I see this is one of the toughest issues in marketing alternatives. The rationale for including educational content has three key points of support:

  • Education provides context. The why and how for including long-only, US large cap strategies in portfolios are fully-ingrained in advisors. But that same information is NOT secondhand knowledge for many FAs when it comes to alternatives.
  • Distributors want it. Large broker-dealers in particular have been asking for educational support for years. They realize it’s a long, effort-intensive process to get their advisors up to speed on how to effectively incorporate alternatives. And they’re more than happy to share that responsibility.
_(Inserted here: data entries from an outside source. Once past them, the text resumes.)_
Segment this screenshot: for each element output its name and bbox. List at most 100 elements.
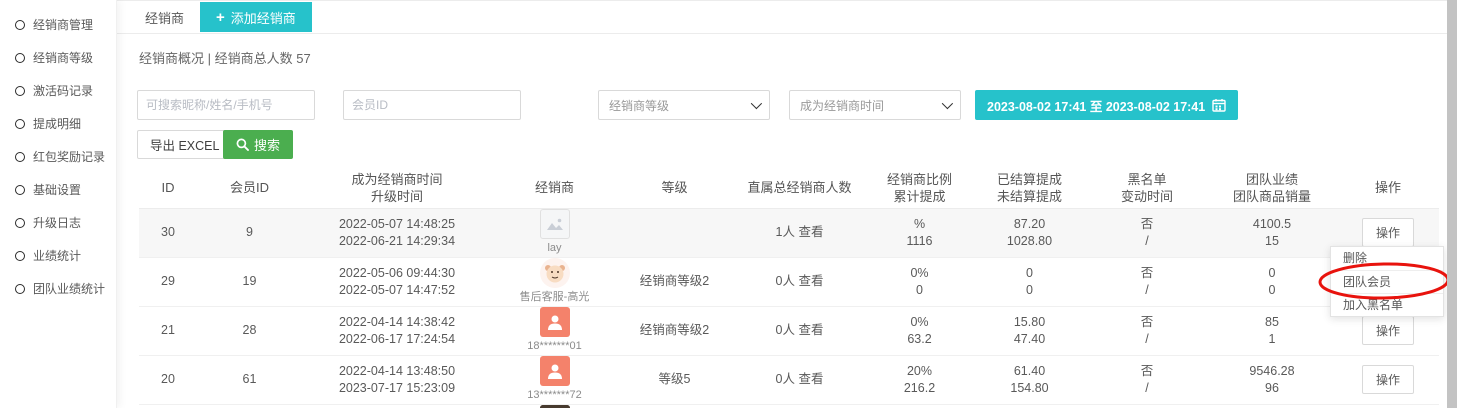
cell-id: 21 [139,306,197,355]
column-header: 已结算提成未结算提成 [972,168,1087,208]
column-header: 经销商比例累计提成 [867,168,972,208]
cell-member-id: 16 [197,404,302,408]
cell-settled: 61.40154.80 [972,355,1087,404]
cell-times: 2022-04-14 08:58:052022-09-02 11:52:52 [302,404,492,408]
cell-level [617,208,732,257]
cell-direct-count: 0人 查看 [732,404,867,408]
sidebar-item-label: 基础设置 [33,181,81,198]
export-excel-button[interactable]: 导出 EXCEL [137,130,232,159]
circle-icon [15,119,25,129]
cell-blacklist: 否/ [1087,355,1207,404]
cell-level: 经销商等级2 [617,257,732,306]
search-button[interactable]: 搜索 [223,130,293,159]
cell-blacklist: 否/ [1087,257,1207,306]
cell-dealer: 18*******01 [492,306,617,355]
keyword-search-input[interactable] [137,90,315,120]
sidebar-item-label: 激活码记录 [33,82,93,99]
cell-ratio: %1116 [867,208,972,257]
row-action-button[interactable]: 操作 [1362,218,1414,247]
cell-dealer: 13*******72 [492,355,617,404]
sidebar-item-label: 经销商管理 [33,16,93,33]
cell-settled: 87.201028.80 [972,208,1087,257]
sidebar-item[interactable]: 提成明细 [0,107,116,140]
cell-id: 20 [139,355,197,404]
cell-direct-count: 1人 查看 [732,208,867,257]
sidebar-item[interactable]: 经销商等级 [0,41,116,74]
sidebar-item-label: 业绩统计 [33,247,81,264]
cell-blacklist: 否/ [1087,306,1207,355]
cell-member-id: 61 [197,355,302,404]
cell-settled: 210.804113.83 [972,404,1087,408]
cell-id: 29 [139,257,197,306]
cell-team: 1223.994 [1207,404,1337,408]
become-time-select[interactable]: 成为经销商时间 [789,90,961,120]
sidebar-item-label: 经销商等级 [33,49,93,66]
sidebar-item[interactable]: 团队业绩统计 [0,272,116,305]
cell-ratio: 0%63.2 [867,306,972,355]
circle-icon [15,284,25,294]
cell-dealer: 售后客服-高光 [492,257,617,306]
main-content: 经销商 + 添加经销商 经销商概况 | 经销商总人数 57 经销商等级 成为经销… [117,0,1447,408]
tab-dealer[interactable]: 经销商 [145,8,184,27]
avatar [540,258,570,288]
dealer-name: 13*******72 [492,387,617,404]
plus-icon: + [216,9,225,26]
column-header: 黑名单变动时间 [1087,168,1207,208]
cell-direct-count: 0人 查看 [732,257,867,306]
cell-team: 9546.2896 [1207,355,1337,404]
vertical-scrollbar[interactable] [1447,0,1457,408]
table-row: 3092022-05-07 14:48:252022-06-21 14:29:3… [139,208,1439,257]
member-id-input[interactable] [343,90,521,120]
cell-times: 2022-05-07 14:48:252022-06-21 14:29:34 [302,208,492,257]
view-link[interactable]: 查看 [798,225,823,239]
sidebar-item[interactable]: 基础设置 [0,173,116,206]
sidebar-item[interactable]: 升级日志 [0,206,116,239]
cell-ratio: 20%216.2 [867,355,972,404]
column-header: 直属总经销商人数 [732,168,867,208]
row-action-button[interactable]: 操作 [1362,316,1414,345]
cell-member-id: 19 [197,257,302,306]
sidebar-menu: 经销商管理经销商等级激活码记录提成明细红包奖励记录基础设置升级日志业绩统计团队业… [0,0,116,305]
add-dealer-button[interactable]: + 添加经销商 [200,2,312,32]
dropdown-item[interactable]: 加入黑名单 [1331,293,1443,316]
view-link[interactable]: 查看 [798,372,823,386]
chevron-down-icon [751,98,762,109]
become-time-select-value: 成为经销商时间 [800,97,884,114]
cell-blacklist: 否/ [1087,404,1207,408]
date-range-value: 2023-08-02 17:41 至 2023-08-02 17:41 [987,96,1205,115]
dealer-level-select-value: 经销商等级 [609,97,669,114]
view-link[interactable]: 查看 [798,274,823,288]
avatar [540,356,570,386]
circle-icon [15,185,25,195]
overview-text: 经销商概况 | 经销商总人数 57 [139,48,311,67]
dropdown-item[interactable]: 团队会员 [1331,270,1443,293]
cell-member-id: 28 [197,306,302,355]
sidebar-item[interactable]: 业绩统计 [0,239,116,272]
circle-icon [15,53,25,63]
dealer-level-select[interactable]: 经销商等级 [598,90,770,120]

  • Most advisors are dabblers. According to Cogent Research, almost 80% of advisors use some type of alternative product. However, only 15% of FAs allocate more than 15% of client assets to alts. That means many advisors are simply dabblers at this stage, in part because they lack a complete grasp of how alts should be used.

Together I think those points form a strong case. And most firms agree, given their inclusion of educational content in alternative product marketing. That said, if I was launching a new product tomorrow, I’d at least consider skipping over the educational component in my marketing.